Da qualche giorno è arrivata l'ultima novità: siamo alla riproposizione del modello cuffariano in versione ridotta, senza nemmeno l'ambizione criminale che contraddistinse quel progetto.
Chi c'è dietro questo ritorno al passato? È solo l'ultima trovata a sensazione del presidente Crocetta o è la "solita idea" che il governo nazionale prova a imporre a quello regionale così come tentarono invano di fare i governi Berlusconi e Monti. In quel caso ci fu la strenua ma efficace resistenza dell'assessore Giosuè Marino che riuscì a evitare il peggio.
Sorge spontanea una domanda: nell'interesse di chi stanno operando il governo nazionale e regionale?
Vogliamo per il momento evitare riflessioni politiche e ci limitiamo a ribadire gli ormai arcinoti assunti tecnici:
  1. per costruire un inceneritore o anche solo per adeguare un vecchio impianto di produzione di energia elettrica ci vogliono anni. La media italiana va oltre i cinque anni. Come si può sostenere senza suscitare ilarità che questo possa servire a evitare l'emergenza che si paventa a partire dal mese di marzo?
  2. I Paesi del nord Europa, che pure usano gli inceneritori per garantire il teleriscaldamento delle case, sono in una profonda crisi perché hanno sempre meno materiale da bruciare a seguito dell'applicazione delle direttive comunitarie che da molti anni ormai impongono percentuali sempre più elevate di recupero di materia. Anche nelle regioni del nord Italia stanno chiudendo circa 10 inceneritori. Il decreto per uscire dall'emergenza in Campania prevedeva la costruzione di cinque inceneritori ma l'avvio di una seria raccolta differenziata ha di fatto impedito che se ne costruissero altri dopo quello di Acerra. Che senso avrebbe fare oggi, cioè fuori tempo massimo, una scelta rispetto alla quale tutti gli altri Paesi stanno tornando indietro per adeguarsi alle politiche europee?
  3. Chi propone oggi gli inceneritori in Sicilia, ha chiaro come questo confligga necessariamente con gli obblighi di recupero di materia che ci vengono imposti dalla normativa europea? Conosce le sentenze della Corte di Giustizia Europea che hanno condannato l'Italia proprio per il mancato rispetto della gerarchia che da priorità al recupero di materia?
  4. Dal punto di vista economico e industriale, gli inceneritori stanno in piedi solo grazie al recupero del calore che costituisce circa l'80% dell'energia recuperata dalla combustione. Per provare a costruire gli inceneritori anche nelle regioni calde, come nel caso del piano Cuffaro, si attuò una truffa ai danni dei cittadini italiani estendendo per alcuni anni a questi impianti il sostegno economico previsto per le rinnovabili. Oggi nessuna banca presterebbe un solo centesimo per la costruzione di un impianto d'incenerimento, a meno che non si provveda a truffare nuovamente gli italiani scaricando sulle loro tasche i costi di un'attività fisiologicamente in perdita.
  5. In Sicilia non è mai partita una vera e generale Raccolta Differenziata, la sola che può consentirci di rispettare gli obiettivi di riciclo e riduzione rifiuti e ridurre le tariffe ai cittadini.
Potremmo continuare, ma pensiamo che sul punto siano sufficienti queste poche inoppugnabili constatazioni.
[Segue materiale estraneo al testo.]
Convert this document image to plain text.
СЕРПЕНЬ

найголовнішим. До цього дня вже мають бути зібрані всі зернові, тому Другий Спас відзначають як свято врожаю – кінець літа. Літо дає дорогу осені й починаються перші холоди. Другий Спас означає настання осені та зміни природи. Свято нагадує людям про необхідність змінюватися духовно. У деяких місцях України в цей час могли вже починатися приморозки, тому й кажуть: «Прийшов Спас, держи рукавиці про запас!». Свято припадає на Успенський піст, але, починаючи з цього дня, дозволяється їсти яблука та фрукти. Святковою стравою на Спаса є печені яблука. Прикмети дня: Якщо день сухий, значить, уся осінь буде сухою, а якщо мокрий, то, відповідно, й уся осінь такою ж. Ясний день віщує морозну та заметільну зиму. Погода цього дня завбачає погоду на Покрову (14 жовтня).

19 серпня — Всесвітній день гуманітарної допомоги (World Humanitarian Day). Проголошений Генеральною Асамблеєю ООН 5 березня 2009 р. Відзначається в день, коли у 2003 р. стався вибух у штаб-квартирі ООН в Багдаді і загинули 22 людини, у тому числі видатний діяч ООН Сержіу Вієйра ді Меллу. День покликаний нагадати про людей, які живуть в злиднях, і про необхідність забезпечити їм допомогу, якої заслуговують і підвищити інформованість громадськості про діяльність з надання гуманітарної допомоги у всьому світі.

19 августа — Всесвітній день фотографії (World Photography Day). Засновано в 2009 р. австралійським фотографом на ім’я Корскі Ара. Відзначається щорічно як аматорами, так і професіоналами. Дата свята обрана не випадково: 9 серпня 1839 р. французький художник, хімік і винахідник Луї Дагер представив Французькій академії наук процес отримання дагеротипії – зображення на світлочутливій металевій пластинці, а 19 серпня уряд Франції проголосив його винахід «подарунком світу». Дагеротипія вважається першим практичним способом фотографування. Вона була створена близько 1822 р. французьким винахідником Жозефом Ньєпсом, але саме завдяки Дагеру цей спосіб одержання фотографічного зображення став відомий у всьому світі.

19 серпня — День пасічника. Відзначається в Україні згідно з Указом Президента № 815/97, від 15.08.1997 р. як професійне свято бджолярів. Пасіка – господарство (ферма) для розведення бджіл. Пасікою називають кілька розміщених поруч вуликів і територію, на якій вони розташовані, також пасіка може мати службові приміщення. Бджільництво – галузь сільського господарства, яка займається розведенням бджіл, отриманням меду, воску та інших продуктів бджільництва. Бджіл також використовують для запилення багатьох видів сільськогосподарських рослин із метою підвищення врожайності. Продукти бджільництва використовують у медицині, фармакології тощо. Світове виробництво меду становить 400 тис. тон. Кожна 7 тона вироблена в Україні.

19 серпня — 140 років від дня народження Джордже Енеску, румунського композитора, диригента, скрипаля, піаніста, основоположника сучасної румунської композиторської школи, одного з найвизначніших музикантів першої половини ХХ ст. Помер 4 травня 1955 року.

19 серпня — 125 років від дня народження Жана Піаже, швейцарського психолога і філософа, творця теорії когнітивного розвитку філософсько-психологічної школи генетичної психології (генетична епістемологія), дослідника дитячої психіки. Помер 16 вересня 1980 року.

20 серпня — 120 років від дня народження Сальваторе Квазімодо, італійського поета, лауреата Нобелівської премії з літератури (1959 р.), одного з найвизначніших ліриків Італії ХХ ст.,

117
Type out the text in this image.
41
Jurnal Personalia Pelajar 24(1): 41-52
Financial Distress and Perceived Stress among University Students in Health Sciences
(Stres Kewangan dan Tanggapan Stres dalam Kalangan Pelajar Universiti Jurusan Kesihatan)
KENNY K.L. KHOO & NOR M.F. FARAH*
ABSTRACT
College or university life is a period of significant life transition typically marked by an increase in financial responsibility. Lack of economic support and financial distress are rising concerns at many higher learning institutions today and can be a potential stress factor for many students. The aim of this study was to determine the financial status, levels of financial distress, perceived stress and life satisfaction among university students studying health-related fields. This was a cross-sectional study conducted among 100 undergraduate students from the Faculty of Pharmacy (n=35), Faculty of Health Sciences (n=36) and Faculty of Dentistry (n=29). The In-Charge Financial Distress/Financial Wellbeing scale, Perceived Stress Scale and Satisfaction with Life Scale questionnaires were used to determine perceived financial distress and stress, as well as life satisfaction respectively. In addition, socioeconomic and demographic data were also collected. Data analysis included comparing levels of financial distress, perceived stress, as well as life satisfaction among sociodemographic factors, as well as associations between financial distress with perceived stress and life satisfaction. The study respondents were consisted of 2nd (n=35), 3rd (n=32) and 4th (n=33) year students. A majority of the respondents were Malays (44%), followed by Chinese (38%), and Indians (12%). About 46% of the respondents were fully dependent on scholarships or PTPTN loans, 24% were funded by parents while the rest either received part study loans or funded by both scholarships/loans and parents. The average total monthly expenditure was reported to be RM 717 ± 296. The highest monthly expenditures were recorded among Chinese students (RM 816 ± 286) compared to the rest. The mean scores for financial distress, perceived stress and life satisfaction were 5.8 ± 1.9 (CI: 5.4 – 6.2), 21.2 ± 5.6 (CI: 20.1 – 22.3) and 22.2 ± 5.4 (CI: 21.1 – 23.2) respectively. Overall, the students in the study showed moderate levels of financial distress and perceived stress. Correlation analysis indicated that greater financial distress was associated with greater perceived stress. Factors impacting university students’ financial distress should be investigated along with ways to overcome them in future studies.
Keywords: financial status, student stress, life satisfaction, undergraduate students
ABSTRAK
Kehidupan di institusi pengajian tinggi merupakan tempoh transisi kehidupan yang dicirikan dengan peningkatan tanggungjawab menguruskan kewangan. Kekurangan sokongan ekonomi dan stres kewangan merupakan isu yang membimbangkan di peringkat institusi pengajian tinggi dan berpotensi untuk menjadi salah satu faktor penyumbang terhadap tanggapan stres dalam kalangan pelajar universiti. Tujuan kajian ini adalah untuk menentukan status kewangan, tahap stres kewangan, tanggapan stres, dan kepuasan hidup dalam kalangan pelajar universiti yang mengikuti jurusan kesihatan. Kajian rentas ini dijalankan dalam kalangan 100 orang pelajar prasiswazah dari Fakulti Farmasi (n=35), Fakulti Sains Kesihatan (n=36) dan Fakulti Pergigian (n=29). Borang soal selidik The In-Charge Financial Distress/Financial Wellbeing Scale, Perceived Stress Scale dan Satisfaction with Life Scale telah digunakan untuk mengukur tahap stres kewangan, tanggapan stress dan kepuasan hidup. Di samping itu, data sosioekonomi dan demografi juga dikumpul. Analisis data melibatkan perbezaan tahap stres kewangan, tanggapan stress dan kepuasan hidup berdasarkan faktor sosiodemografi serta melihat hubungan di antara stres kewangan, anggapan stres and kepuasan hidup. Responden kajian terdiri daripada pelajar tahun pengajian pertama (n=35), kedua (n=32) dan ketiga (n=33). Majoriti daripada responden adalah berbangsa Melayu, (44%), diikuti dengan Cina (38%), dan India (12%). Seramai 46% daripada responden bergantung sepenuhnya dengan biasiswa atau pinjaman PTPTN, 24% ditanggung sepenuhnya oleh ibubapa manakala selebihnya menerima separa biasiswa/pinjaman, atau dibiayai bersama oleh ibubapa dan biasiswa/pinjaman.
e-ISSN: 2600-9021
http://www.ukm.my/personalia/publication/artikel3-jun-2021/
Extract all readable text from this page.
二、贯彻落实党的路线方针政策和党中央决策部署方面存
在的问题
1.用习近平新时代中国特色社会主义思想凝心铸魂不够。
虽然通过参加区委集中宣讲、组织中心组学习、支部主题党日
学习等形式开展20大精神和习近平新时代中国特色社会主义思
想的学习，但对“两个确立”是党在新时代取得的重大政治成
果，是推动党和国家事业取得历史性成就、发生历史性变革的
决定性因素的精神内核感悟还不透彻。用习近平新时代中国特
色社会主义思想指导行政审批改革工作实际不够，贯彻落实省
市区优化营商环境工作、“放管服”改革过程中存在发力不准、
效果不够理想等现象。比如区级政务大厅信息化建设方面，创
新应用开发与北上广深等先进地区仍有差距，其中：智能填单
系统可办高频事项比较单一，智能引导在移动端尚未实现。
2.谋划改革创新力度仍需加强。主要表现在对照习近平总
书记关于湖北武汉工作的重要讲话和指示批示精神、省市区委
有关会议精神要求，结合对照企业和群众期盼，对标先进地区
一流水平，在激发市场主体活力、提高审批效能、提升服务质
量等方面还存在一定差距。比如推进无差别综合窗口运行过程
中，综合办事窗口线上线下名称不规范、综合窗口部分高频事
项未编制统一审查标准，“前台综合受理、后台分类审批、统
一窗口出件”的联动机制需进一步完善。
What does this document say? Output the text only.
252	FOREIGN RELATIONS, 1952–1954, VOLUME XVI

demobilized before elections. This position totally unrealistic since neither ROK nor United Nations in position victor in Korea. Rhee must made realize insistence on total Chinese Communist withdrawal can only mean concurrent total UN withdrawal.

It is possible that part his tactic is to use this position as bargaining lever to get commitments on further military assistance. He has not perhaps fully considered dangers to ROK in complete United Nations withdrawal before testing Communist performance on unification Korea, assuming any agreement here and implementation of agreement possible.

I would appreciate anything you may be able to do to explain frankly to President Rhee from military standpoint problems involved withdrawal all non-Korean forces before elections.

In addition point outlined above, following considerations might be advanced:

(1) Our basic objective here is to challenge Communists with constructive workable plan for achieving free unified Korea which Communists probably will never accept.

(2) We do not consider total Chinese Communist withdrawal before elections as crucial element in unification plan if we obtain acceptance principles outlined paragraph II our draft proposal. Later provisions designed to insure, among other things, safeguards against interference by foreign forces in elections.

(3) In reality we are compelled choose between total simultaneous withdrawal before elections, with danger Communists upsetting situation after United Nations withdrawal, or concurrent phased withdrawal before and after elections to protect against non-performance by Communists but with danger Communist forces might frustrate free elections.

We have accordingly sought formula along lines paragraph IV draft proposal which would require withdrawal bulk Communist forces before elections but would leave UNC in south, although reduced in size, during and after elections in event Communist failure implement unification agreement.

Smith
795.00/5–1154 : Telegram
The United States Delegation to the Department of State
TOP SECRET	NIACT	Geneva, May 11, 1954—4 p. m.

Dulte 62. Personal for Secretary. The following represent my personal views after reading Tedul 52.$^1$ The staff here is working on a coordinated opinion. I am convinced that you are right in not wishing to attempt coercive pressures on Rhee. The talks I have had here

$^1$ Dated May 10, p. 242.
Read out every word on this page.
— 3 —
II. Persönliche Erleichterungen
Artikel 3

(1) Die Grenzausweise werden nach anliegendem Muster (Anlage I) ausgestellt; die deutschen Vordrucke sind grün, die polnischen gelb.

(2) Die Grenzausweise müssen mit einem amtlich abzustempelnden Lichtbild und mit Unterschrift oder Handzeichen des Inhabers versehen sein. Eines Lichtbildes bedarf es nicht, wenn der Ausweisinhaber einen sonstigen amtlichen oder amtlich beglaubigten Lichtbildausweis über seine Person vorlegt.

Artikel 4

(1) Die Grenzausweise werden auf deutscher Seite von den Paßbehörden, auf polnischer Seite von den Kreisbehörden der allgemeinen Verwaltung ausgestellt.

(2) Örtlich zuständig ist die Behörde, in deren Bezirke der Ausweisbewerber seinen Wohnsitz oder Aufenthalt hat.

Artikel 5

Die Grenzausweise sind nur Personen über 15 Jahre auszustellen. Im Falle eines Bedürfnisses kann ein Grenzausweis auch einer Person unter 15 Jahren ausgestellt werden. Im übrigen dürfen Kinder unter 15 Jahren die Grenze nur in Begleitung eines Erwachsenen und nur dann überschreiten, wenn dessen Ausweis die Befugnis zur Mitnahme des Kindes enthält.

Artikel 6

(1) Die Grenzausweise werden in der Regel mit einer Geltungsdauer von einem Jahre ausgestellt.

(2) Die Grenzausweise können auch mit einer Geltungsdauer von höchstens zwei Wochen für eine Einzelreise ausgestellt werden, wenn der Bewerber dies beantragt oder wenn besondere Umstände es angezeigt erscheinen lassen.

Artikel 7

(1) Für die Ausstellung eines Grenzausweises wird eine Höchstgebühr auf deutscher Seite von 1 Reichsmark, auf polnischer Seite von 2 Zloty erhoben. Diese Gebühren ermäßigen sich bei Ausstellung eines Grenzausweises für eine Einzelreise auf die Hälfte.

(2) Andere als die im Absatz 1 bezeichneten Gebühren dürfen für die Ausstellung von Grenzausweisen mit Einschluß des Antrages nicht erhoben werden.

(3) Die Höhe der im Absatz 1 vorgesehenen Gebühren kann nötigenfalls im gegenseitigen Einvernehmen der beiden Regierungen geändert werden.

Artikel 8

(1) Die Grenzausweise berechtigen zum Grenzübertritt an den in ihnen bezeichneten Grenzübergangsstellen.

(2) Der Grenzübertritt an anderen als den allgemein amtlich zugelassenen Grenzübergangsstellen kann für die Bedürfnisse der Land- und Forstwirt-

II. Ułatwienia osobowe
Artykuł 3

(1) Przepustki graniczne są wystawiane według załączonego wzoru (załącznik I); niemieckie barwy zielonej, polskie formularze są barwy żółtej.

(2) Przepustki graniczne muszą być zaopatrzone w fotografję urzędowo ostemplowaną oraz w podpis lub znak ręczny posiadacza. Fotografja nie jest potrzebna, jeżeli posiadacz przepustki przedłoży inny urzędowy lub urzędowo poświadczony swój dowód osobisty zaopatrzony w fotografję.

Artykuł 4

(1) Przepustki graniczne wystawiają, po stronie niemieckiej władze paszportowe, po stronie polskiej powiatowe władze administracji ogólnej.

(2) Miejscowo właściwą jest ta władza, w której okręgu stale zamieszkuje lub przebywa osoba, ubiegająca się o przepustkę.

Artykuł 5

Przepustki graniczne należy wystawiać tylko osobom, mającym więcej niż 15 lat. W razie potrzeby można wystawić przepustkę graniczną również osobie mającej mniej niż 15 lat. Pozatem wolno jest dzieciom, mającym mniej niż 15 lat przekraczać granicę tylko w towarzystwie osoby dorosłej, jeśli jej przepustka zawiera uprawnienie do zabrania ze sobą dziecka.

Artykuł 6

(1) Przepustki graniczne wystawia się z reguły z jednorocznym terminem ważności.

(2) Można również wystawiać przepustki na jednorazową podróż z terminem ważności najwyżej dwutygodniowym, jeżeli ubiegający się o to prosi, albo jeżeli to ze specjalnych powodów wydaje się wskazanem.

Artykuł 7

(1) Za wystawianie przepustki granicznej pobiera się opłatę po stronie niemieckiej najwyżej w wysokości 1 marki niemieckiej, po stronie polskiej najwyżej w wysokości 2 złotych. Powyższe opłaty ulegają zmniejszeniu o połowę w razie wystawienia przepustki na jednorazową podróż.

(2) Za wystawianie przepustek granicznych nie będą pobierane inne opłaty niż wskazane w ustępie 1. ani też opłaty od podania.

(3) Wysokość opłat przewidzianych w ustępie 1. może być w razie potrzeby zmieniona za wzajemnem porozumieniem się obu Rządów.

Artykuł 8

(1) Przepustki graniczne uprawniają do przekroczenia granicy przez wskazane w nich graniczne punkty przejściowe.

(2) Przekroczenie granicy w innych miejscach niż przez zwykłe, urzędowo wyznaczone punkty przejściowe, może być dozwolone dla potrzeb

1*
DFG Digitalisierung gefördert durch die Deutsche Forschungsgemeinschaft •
Per ciò che riguarda più in generale la reiterata richiesta del governo regionale della dichiarazione d'emergenza, a tutt'oggi non si capisce per quali scopi dovrebbe essere concessa. A leggere le dichiarazioni rilasciate dal presidente negli ultimi due mesi l'emergenza sarebbe servita a:
  1. distribuire alle famiglie siciliane le compostiere domestiche (metodologia che viene correntemente utilizzata da oltre vent'anni nell'ambito delle raccolte differenziate in aree extraurbane);
  2. a riaprire qualche vecchia discarica (peccato che non si possa a fare e che nel frattempo sia arrivata una condanna della Corte di Giustizia Europea proprio per quelle discariche);
  3. da ultimo per realizzare tre inceneritori;
Tutte ragioni sulle quali evitiamo ogni ulteriore commento per carità di patria, ma che chiariscono perché esista una distanza siderale tra la gestione dei rifiuti in Sicilia e nel resto d'Italia e d'Europa.

Meglio di noi l'inopportunità di una dichiarazione d'emergenza in queste condizioni è stata chiarita dai due presidenti delle Commissioni ambiente di Camera e Senato, Realacci e Marinello, in una nota ufficiale inviata al presidente del consiglio Matteo Renzi il 12 dicembre scorso, che alleghiamo

martedì 25 giugno 2013

MUOS e Istituto Superiore Sanità

Muos. La relazione sui rischi per la salute umana del sistema sarebbe  ancora in fase di elaborazione all’Istituto Superiore della sanità. Dichiarazione di Mimmo Fontana, presidente regionale di Legambiente Sicilia.

“Siamo venuti a conoscenza del fatto che l’Istituto Superiore di Sanità smentisce categoricamente le notizie che in questi giorni sono rimbalzate su tutti i media nazionali e regionali: la relazione sui rischi per la salute umana del sistema MUOS sarebbe  ancora in fase di elaborazione come appare chiaramente scritto sul sito dell’istituto - http://www.iss.it/pres/?lang=1&id=1357&tipo=1.
Pur non ritenendo questo aspetto essenziale, e anzi rilevando ancora una volta che discutere semplicemente di inquinamento elettromagnetico rischia di deviare l’attenzione da altre e forse più importanti ricadute sul territorio, ci chiediamo quale sia la verità: è stato l’istituto a far filtrare qualche indiscrezione e a smentire solo dopo le dure reazioni  o c’è più probabilmente qualcuno che sta subdolamente cercando di forzare la mano anticipando conclusioni di comodo?”

24 giugno 2013


L’addetto stampa Teresa Campagna 3382116468

sabato 4 maggio 2013

Finanziaria regionale: auspichiamo l'impugnativa del Commissario dello Stato


Legambiente: auspichiamo l’impugnativa del Commissario dello Stato.

Predisposta una memoria su finanziamenti a pioggia, mancata copertura di spese certe in materia ambientale, soppressione dell’Azienda foreste demaniali.


"Bilancio e finanziaria della Regione Siciliana contengono scelte che penalizzano politiche settoriali di interesse collettivo e che penalizzano le prospettive di sviluppo – dichiara Mimmo Fontana Presidente Regionale di Legambiente Sicilia – favorendo e consolidando al contempo il sistema clientelare di elargizioni e contributi a pioggia in assenza di qualunque elementare previsione di legge che autorizzi l’assegnazione di fondi pubblici a soggetti indicati da singoli deputati. Per questo auspichiamo un deciso intervento del Commissario dello Stato affinchè vengano apportati urgenti correttivi e ripristinate elementari condizioni nella formazione delle leggi e nell’utilizzo delle risorse finanziarie proprie di uno Stato di Diritto”.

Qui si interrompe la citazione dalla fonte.